Studio album by Arash
- Released: 2008
- Recorded: 2008
- Genre: Persian pop, hip hop, R&B, reggaeton, dance music, house
- Length: 42:32
- Label: Warner Music Scandinavia (WEA)

Arash chronology
| Crossfade (The Remix Album) (2006) | Donya (2008) | Superman (2014) |

= Donya (album) =

Donya (دنیا) is the second studio album by Iranian-Swedish pop singer Arash. It was released in 2008.

Singles from this album were "Chori Chori", "Suddenly", "Kandi", "Donya", "Dasa Bala" and "Pure Love".

== Track listing ==
1. "Intro"
2. "Donya" (feat.
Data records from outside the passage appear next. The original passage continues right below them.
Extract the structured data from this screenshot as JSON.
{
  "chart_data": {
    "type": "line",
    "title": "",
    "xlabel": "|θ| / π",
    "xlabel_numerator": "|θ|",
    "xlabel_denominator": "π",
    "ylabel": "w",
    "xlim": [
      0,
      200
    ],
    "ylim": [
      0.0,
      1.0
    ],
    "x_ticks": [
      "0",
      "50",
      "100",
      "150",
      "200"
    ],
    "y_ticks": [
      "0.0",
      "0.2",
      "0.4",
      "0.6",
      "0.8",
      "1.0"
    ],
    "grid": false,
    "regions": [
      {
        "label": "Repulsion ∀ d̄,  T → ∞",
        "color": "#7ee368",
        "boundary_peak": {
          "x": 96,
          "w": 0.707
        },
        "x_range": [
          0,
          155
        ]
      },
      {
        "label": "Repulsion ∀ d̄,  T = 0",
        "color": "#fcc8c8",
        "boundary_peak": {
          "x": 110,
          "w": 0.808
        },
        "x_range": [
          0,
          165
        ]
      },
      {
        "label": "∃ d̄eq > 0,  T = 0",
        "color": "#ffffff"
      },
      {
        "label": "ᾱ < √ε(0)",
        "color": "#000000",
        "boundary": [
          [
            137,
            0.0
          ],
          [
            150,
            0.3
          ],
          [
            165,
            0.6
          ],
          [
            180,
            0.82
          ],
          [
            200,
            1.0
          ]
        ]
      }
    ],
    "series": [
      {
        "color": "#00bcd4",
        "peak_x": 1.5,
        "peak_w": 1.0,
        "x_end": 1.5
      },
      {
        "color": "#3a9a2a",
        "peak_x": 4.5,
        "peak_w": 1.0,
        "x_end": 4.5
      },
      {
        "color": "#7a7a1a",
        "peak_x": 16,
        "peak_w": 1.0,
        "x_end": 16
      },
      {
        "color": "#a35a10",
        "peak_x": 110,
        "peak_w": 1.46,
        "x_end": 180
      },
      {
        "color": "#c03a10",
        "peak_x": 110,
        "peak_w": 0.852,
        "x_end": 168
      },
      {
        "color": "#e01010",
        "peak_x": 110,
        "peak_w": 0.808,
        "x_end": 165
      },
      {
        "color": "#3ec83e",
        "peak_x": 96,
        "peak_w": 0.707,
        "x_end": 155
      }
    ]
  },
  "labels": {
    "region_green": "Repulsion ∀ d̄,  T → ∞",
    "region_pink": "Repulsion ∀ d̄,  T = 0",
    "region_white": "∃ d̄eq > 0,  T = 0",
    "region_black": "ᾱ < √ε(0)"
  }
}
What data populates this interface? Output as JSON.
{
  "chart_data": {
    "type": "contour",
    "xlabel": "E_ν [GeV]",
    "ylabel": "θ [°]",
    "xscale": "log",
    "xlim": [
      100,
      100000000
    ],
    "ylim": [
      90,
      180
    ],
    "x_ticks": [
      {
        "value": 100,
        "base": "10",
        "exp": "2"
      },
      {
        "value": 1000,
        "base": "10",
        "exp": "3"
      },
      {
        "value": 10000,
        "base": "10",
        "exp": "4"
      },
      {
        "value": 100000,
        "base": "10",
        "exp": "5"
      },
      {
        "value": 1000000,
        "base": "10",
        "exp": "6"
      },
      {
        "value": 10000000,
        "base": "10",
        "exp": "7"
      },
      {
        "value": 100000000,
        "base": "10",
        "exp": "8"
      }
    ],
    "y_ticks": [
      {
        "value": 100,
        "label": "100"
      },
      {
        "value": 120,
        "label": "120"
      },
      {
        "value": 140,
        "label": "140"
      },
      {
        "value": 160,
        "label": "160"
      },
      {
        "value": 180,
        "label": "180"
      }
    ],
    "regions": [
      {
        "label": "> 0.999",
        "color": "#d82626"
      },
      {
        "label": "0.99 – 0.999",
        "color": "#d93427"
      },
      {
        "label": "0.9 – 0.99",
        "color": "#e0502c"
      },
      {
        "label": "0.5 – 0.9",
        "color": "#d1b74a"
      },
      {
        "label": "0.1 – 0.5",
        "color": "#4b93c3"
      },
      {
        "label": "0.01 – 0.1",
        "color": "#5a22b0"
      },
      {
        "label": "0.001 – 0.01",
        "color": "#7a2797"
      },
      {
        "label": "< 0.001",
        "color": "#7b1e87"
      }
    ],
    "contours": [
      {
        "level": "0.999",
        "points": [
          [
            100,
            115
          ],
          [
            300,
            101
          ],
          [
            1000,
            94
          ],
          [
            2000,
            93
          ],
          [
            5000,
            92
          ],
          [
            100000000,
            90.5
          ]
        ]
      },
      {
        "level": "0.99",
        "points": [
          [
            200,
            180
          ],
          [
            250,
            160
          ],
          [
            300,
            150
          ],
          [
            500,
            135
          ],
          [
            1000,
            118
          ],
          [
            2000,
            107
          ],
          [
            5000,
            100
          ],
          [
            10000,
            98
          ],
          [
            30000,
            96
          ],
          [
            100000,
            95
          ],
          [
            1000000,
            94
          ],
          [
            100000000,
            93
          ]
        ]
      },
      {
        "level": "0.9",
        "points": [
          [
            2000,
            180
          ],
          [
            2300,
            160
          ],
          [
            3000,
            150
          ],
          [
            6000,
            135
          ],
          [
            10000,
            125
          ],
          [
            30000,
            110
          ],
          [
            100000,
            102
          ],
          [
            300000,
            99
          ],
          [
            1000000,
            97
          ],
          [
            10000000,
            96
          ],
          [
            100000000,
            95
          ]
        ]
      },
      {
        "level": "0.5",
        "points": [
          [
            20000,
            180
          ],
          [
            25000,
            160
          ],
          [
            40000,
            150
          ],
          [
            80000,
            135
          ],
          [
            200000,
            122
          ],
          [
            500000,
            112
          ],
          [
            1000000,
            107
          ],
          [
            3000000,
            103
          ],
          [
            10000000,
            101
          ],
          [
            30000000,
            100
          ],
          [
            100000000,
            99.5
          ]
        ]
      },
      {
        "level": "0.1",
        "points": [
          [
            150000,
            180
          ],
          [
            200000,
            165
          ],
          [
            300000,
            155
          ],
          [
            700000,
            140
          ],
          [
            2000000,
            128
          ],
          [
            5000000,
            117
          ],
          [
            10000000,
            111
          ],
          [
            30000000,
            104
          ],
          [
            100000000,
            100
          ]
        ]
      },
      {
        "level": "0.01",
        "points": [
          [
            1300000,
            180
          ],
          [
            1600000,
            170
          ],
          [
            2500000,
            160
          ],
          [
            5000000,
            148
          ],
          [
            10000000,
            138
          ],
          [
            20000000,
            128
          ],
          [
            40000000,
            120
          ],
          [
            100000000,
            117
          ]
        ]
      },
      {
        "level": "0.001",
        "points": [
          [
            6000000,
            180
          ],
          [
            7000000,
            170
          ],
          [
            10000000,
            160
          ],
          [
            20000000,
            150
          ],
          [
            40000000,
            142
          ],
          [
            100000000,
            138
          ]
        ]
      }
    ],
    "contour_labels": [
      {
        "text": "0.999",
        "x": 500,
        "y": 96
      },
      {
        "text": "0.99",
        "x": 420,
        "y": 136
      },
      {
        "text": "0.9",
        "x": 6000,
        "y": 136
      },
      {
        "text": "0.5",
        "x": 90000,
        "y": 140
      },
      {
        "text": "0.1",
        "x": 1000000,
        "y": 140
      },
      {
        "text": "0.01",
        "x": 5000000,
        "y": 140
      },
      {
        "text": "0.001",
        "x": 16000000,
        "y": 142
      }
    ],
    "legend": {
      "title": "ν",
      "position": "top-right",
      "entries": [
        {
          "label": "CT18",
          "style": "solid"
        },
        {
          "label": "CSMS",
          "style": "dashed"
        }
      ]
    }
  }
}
Shaggy)
3. "Suddenly" (feat. Rebecca)
4. "Miduni Midunam"
5. "Kandi" (feat. Lumidee)
6. "Pure Love" (feat. Helena)
7. "Naro"
8. "Chori, Chori" (feat. Aneela)
9. "Laf, Laf"
10. "Joone Man"
11. "Tanham"
12. "Doset Nadaram"
13. "Dasa Bala" (feat. Timbuktu, Aylar & Yag)
14. "Donya" (Payami Break Mix) (feat. Shaggy)

==Charts==

Weekly chart performance for Donya
| Chart (2008) | Peak position |
|---|---|
| Sweden (Sverigetopplistan) | 48 |
| Poland (ZPAV) | 23 |

==Certifications==

Certifications and sales for Donya
| Region | Certification | Certified units/sales |
| Poland (ZPAV) | Gold | 10,000^{*} |
^{*} Sales figures based on certification alone.